When the pain of remaining the same becomes greater than the pain of change, change will come.

Curious about how others handle their sobriety journey? This conversation on Real Recovery Talk follows Reed, who started using heavily at university and later found recovery without ever leaving his hometown. Reed grew up in a loving, “square” family in Palm Beach Gardens, with parents who barely drank. High school brought the usual parties, but things ramped up fast at Ole Miss. His student house turned into a party hub when a roommate began selling multiple drugs.

That ended with a DEA raid, jail, missed finals, and eventually his roommate’s overdose death. A second attempt at uni in Orlando collapsed too, this time with a drug-related DUI and another spell in jail. Back home, opiates – especially oxycontin and later heroin – took over.

Reed talks honestly about stealing, lying and losing access to his parents’ home: “If you had told me growing up…your parents are going to change the garage code and not tell you it…I wouldn’t have believed you.” A failed outpatient detox led to psychosis, a hospital stay with tubes down his throat, and a first go at treatment that he tried to tough out without a longer-term programme.

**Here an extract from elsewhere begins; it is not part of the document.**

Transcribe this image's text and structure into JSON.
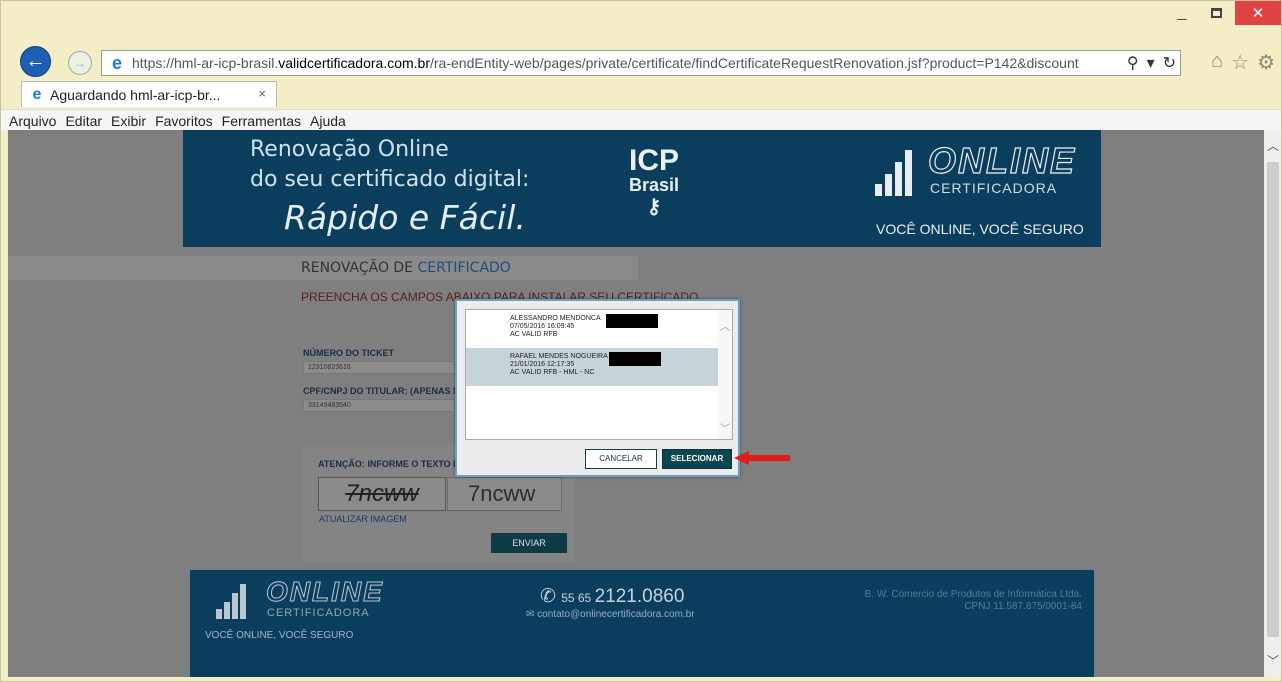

The turning point came at what he calls a spiritual bottom: “When the pain of remaining the same becomes greater than the pain of change, change will come.” Reed entered treatment again, stayed locally, and this time threw himself into AA/NA. He explains why getting connected to meetings during treatment made staying in recovery at home possible. You’ll also hear a lively debate with hosts Tom Conrad and Ben about geographical change, methadone and what actually helps people rebuild.

For parents and partners, Reed is clear: stop enabling, set firm boundaries, but be ready with help when your loved one is finally willing. If you’re wondering whether sobriety is possible for someone who looks “high functioning” on the outside, this story might be the push you need to ask: what needs to change today?